SAN FRANCISCO--(BUSINESS WIRE)--The union representing the largest group of San Francisco city workers today urged the Board of Supervisors to amend or reject a proposed $22 million tax break for Twitter, a San Francisco-based Internet communications company many analysts say is worth $10 billion dollars or more.
“Let me say this in 140 characters or less: It’s a taxpayer handout to a $10 billion company at a time we’re cutting basic city services,” wrote Service Employees International Union President Roxanne Sanchez, in a Tweet to city leaders.
Twitter-based messages, or Tweets, are limited to 140 characters.
“Our members applaud any effort to attract and retain businesses and create jobs in San Francisco, but there are serious problems with this legislation,” Sanchez said.
“First, the City estimates that this tax break will cost as much as $22 million over six years with much of that benefit going directly to Twitter,” said Sanchez. “Twitter recently rejected a rumored $10 billion takeover offer. Twitter CEO Dick Costolo sold his last business, Feedburner, for $100 million.
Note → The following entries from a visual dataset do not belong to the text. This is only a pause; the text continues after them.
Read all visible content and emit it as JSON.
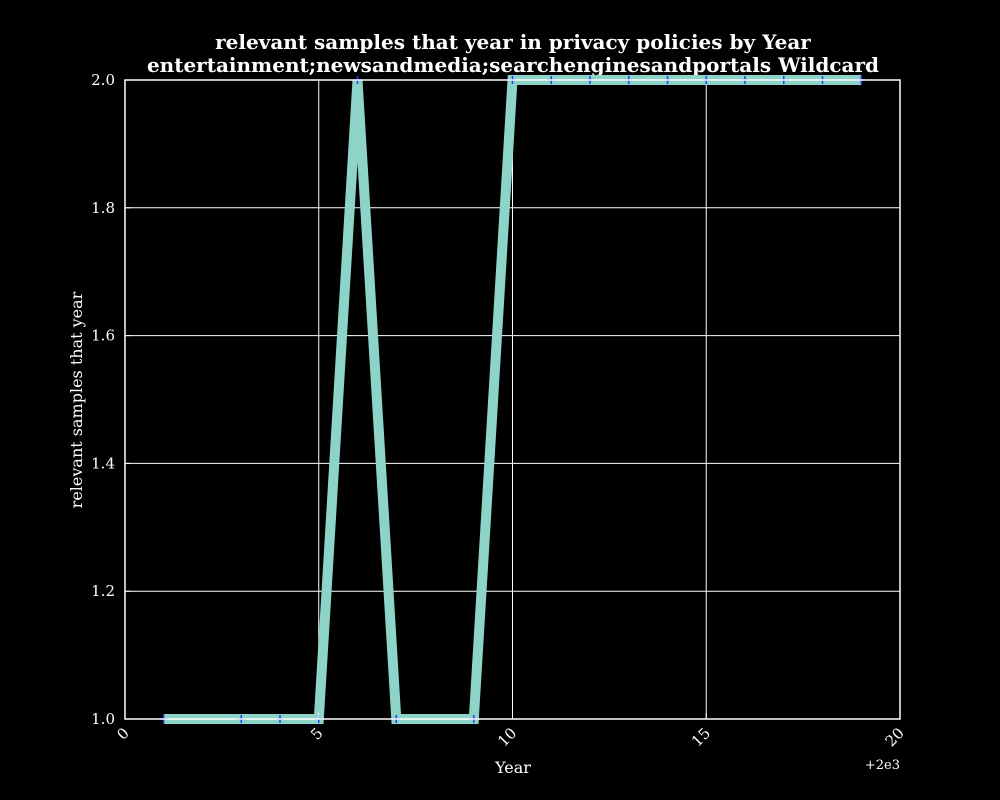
{
  "chart_data": {
    "type": "line",
    "title": "relevant samples that year in privacy policies by Year",
    "subtitle": "entertainment;newsandmedia;searchenginesandportals Wildcard",
    "xlabel": "Year",
    "ylabel": "relevant samples that year",
    "x_offset_label": "+2e3",
    "xlim": [
      0,
      20
    ],
    "ylim": [
      1.0,
      2.0
    ],
    "x_ticks": [
      0,
      5,
      10,
      15,
      20
    ],
    "x_tick_labels": [
      "0",
      "5",
      "10",
      "15",
      "20"
    ],
    "y_ticks": [
      1.0,
      1.2,
      1.4,
      1.6,
      1.8,
      2.0
    ],
    "y_tick_labels": [
      "1.0",
      "1.2",
      "1.4",
      "1.6",
      "1.8",
      "2.0"
    ],
    "grid": true,
    "background_color": "#000000",
    "series": [
      {
        "color": "#8dd3c7",
        "marker_color": "#1f3fff",
        "x": [
          1,
          3,
          4,
          5,
          6,
          7,
          9,
          10,
          11,
          12,
          13,
          14,
          15,
          16,
          17,
          18,
          19
        ],
        "y": [
          1,
          1,
          1,
          1,
          2,
          1,
          1,
          2,
          2,
          2,
          2,
          2,
          2,
          2,
          2,
          2,
          2
        ]
      }
    ]
  }
}
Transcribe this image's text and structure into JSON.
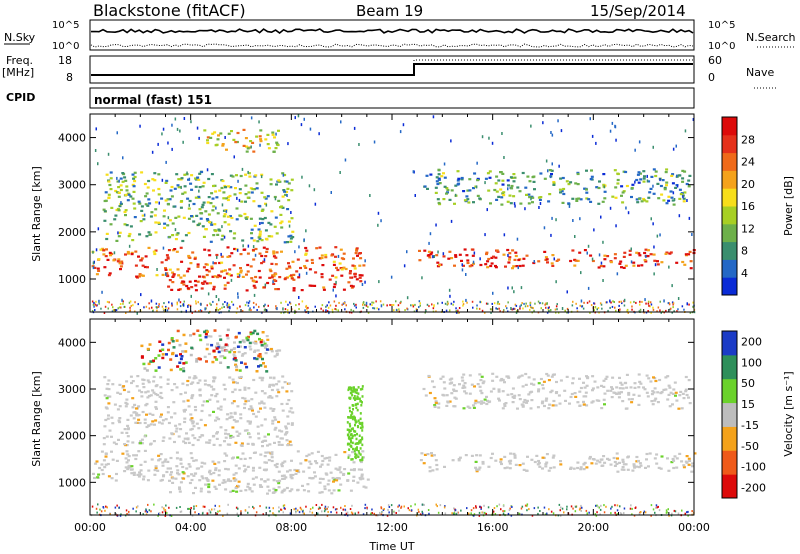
{
  "header": {
    "station": "Blackstone (fitACF)",
    "beam": "Beam 19",
    "date": "15/Sep/2014"
  },
  "top_panel": {
    "left_label": "N.Sky",
    "left_ticks": [
      "10^5",
      "10^0"
    ],
    "right_ticks": [
      "10^5",
      "10^0"
    ],
    "right_label": "N.Search"
  },
  "freq_panel": {
    "left_label_1": "Freq.",
    "left_label_2": "[MHz]",
    "left_ticks": [
      "18",
      "8"
    ],
    "right_ticks": [
      "60",
      "0"
    ],
    "right_label": "Nave",
    "cpid_label": "CPID",
    "mode": "normal (fast) 151"
  },
  "colors": {
    "scale": [
      "#0a2bd6",
      "#2468c6",
      "#3a8e6e",
      "#6db04a",
      "#a7cf24",
      "#f7de1b",
      "#f4a21b",
      "#ef6a1a",
      "#e5311b",
      "#dd0a0a"
    ],
    "velocity": [
      "#dd0a0a",
      "#ef5a1a",
      "#f4a21b",
      "#bdbdbd",
      "#6bd22b",
      "#2e8f5a",
      "#1b3bc6"
    ],
    "ground": "#c8c8c8"
  },
  "chart_data": [
    {
      "type": "heatmap",
      "name": "power",
      "ylabel": "Slant Range [km]",
      "yticks": [
        "1000",
        "2000",
        "3000",
        "4000"
      ],
      "ylim": [
        300,
        4500
      ],
      "xlim": [
        0,
        24
      ],
      "colorbar_label": "Power [dB]",
      "colorbar_ticks": [
        "4",
        "8",
        "12",
        "16",
        "20",
        "24",
        "28"
      ],
      "features": [
        {
          "t0": 0.0,
          "t1": 10.9,
          "r0": 1050,
          "r1": 1700,
          "level": 0.78
        },
        {
          "t0": 3.0,
          "t1": 11.0,
          "r0": 780,
          "r1": 1120,
          "level": 0.9
        },
        {
          "t0": 13.0,
          "t1": 24.0,
          "r0": 1250,
          "r1": 1650,
          "level": 0.85
        },
        {
          "t0": 0.5,
          "t1": 8.0,
          "r0": 1800,
          "r1": 3300,
          "level": 0.35
        },
        {
          "t0": 13.2,
          "t1": 23.8,
          "r0": 2600,
          "r1": 3350,
          "level": 0.3
        },
        {
          "t0": 4.5,
          "t1": 7.5,
          "r0": 3700,
          "r1": 4200,
          "level": 0.55
        }
      ]
    },
    {
      "type": "heatmap",
      "name": "velocity",
      "ylabel": "Slant Range [km]",
      "xlabel": "Time UT",
      "yticks": [
        "1000",
        "2000",
        "3000",
        "4000"
      ],
      "ylim": [
        300,
        4500
      ],
      "xlim": [
        0,
        24
      ],
      "xticks": [
        "00:00",
        "04:00",
        "08:00",
        "12:00",
        "16:00",
        "20:00",
        "00:00"
      ],
      "colorbar_label": "Velocity [m s⁻¹]",
      "colorbar_ticks": [
        "200",
        "100",
        "50",
        "15",
        "-15",
        "-50",
        "-100",
        "-200"
      ]
    }
  ]
}
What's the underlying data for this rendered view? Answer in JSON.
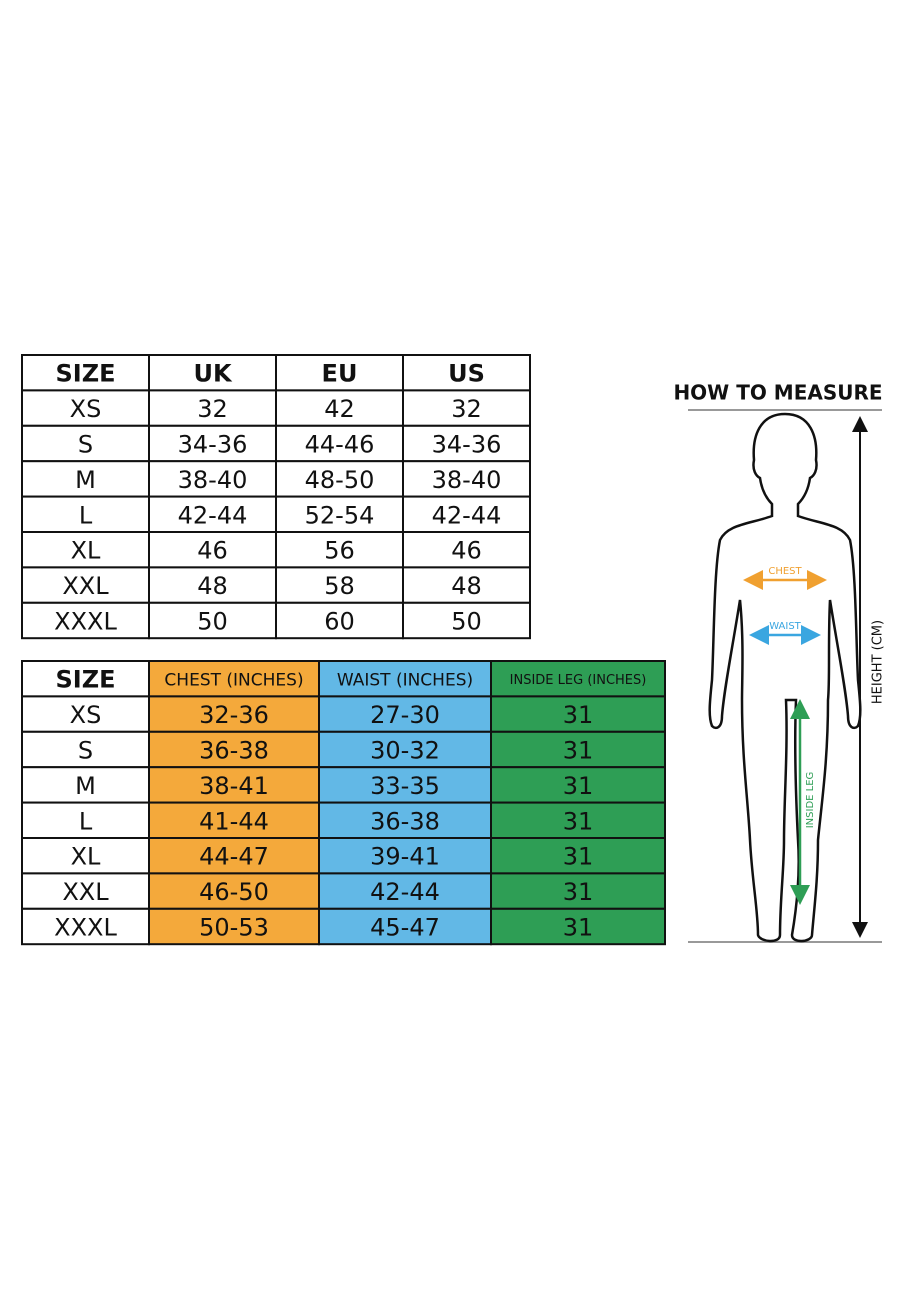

While the amount of money Twitter would pay in payroll tax is desperately needed to restore public health cuts and re-open closed recreation centers, we doubt it really makes a difference in the location decisions of firms like Twitter and the City Controller’s analysis agrees.”
Citing economic studies on the subject, the City Controller’s analysis says tax credits of this type often are criticized because they “provide a tax subsidy to business location decisions that would have happened anyway.”
“Second, this type of tax break creates a potentially costly precedent for the City,” Sanchez said. “Our members are concerned that, after you offer this gift to Twitter, what's to stop existing businesses like Wells Fargo, SalesForce.com and others from threatening to leave unless they get a special deal?
“Third, there’s nothing to bind Twitter to their side of the deal. As drafted, this legislation grants Twitter a large special tax break but does nothing to guarantee they’ll keep the jobs they create in San Francisco.”
SEIU Local 1021 urges the Mayor and Board of Supervisors to adopt two changes to the legislation or to reject it:
1. The geographic scope of the legislation should be limited — There are already concerns that commercial landlords in the zone are threatening small business tenants with rent increases if the legislation passes. This legislation should be narrowed to just the Market Street corridor so that it produces the desired effect of creating jobs, not destroying viable small businesses with speculative rent increases.
2. Twitter should be required to reimburse the tax break if they move jobs out of town — Others cities that have granted tax breaks of this type have inserted “clawback” provisions that require the business receiving a tax break to pay the taxes they would have owed if they relocate their employees outside the city during the life of the credit. If Twitter receives a six year tax break to create jobs in San Francisco and then moves these jobs out of the city during the lifetime of the tax credit, the company should be required to reimburse the City 50 cents of every dollar in payroll taxes it would have raised.
Service Employees International Union, Local 1021 has nearly 50,000 members in Northern California that provide essential health care, security and other services to governments.